14ème législature

Question N° 18224
de M. André Chassaigne (Gauche démocrate et républicaine - Puy-de-Dôme )
Question écrite
Ministère interrogé > Enseignement supérieur et recherche
Ministère attributaire > Enseignement supérieur et recherche

Rubrique > professions de santé

Titre > orthophonistes

Analyse > centres de formation. création. Auvergne.

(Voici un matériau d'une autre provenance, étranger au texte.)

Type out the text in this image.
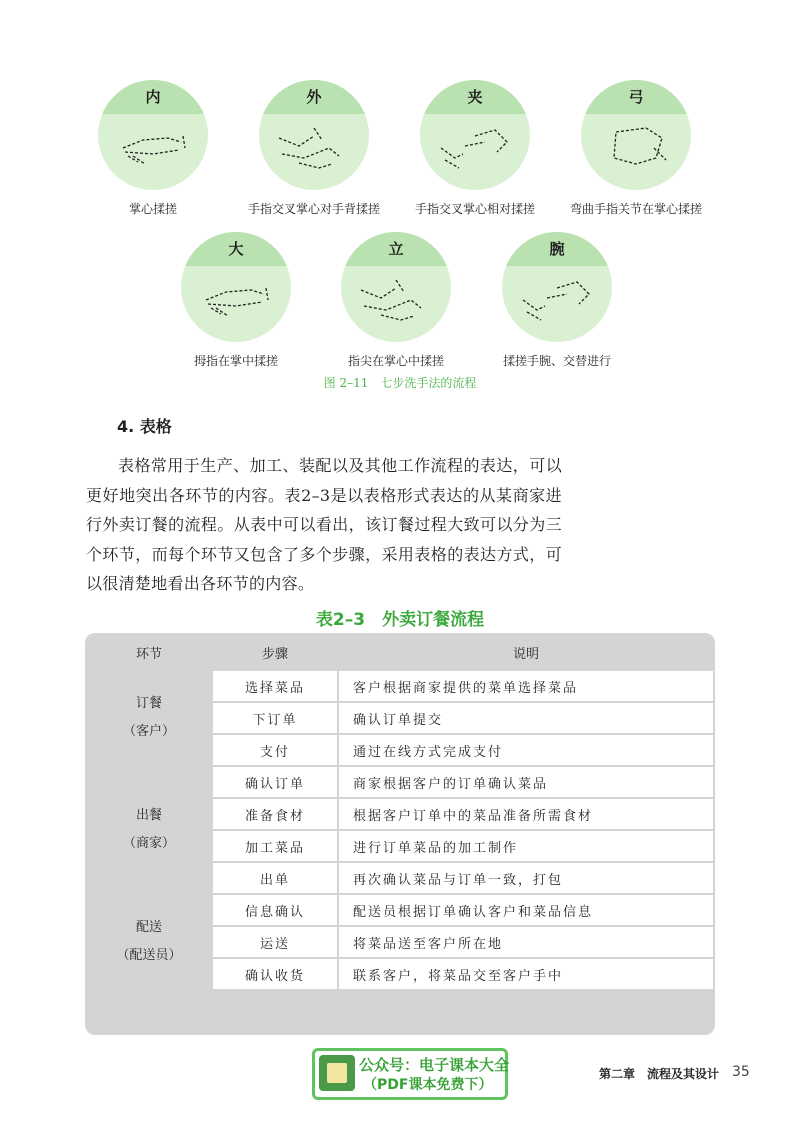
内
掌心揉搓
外
手指交叉掌心对手背揉搓
夹
手指交叉掌心相对揉搓
弓
弯曲手指关节在掌心揉搓
大
拇指在掌中揉搓
立
指尖在掌心中揉搓
腕
揉搓手腕、交替进行
图 2–11　七步洗手法的流程
4. 表格

表格常用于生产、加工、装配以及其他工作流程的表达，可以更好地突出各环节的内容。表2–3是以表格形式表达的从某商家进行外卖订餐的流程。从表中可以看出，该订餐过程大致可以分为三个环节，而每个环节又包含了多个步骤，采用表格的表达方式，可以很清楚地看出各环节的内容。

表2–3　外卖订餐流程
环节	步骤	说明

订餐
（客户）	选择菜品	客户根据商家提供的菜单选择菜品
	下订单	确认订单提交
	支付	通过在线方式完成支付

出餐
（商家）	确认订单	商家根据客户的订单确认菜品
	准备食材	根据客户订单中的菜品准备所需食材
	加工菜品	进行订单菜品的加工制作
	出单	再次确认菜品与订单一致，打包

配送
（配送员）	信息确认	配送员根据订单确认客户和菜品信息
	运送	将菜品送至客户所在地
	确认收货	联系客户，将菜品交至客户手中
公众号：电子课本大全
（PDF课本免费下）
第二章　流程及其设计 35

Question publiée au JO le : 12/02/2013 page : 1474
Réponse publiée au JO le : 11/06/2013 page : 6124

Texte de la question

M. André Chassaigne attire l'attention de Mme la ministre de l'enseignement supérieur et de la recherche sur le financement public d'un centre de formation des orthophonistes en Auvergne. Pour faire face au manque d'orthophonistes, notamment en Auvergne, il existe un projet de création d'un premier centre de formation à l'université d'Auvergne, qui pourrait accueillir des étudiants à compter de la rentrée 2015. Ce projet répond à un besoin de soins non actuellement satisfait, en raison d'un nombre insuffisant de professionnels. Ceux-ci interviennent en effet en cas de trouble de la communication ou de déglutition, à tous âges de la vie, dès la naissance, durant la scolarité et suite à de graves maladies (accident vasculaire cérébral, cancer, Parkinson, Alzheimer...). Toutefois, malgré les besoins d'une formation publique de haut niveau, de grade master, le financement n'est pas encore acquis et le ministère de l'enseignement supérieur est sollicité pour participer à ce financement. Aussi il lui demande comment elle compte soutenir financièrement ce projet de création en Auvergne d'un centre de formation d'orthophonistes.

Texte de la réponse

Dix-sept universités sont habilitées à délivrer le certificat de capacité d'orthophoniste. Une dix-huitième université sera habilitée à la rentrée universitaire 2013-2014. Le projet de demande d'habilitation de l'université d'Auvergne à délivrer le certificat de capacité d'orthophoniste n'a pas été porté à la connaissance des services du ministère de l'enseignement supérieur et de la recherche chargés d'instruire cette demande. Toute demande d'ouverture d'une formation en orthophonie est soumise à la vérification des moyens dont dispose l'université. Une forte implication des partenaires locaux s'avère donc nécessaire. En tout état de cause, une telle création ne pourra contribuer à remédier efficacement à l'inégalité territoriale d'accès aux soins orthophoniques dans la région Auvergne que si cette université développe des partenariats dynamiques en vue d'inciter les futurs professionnels à s'y installer.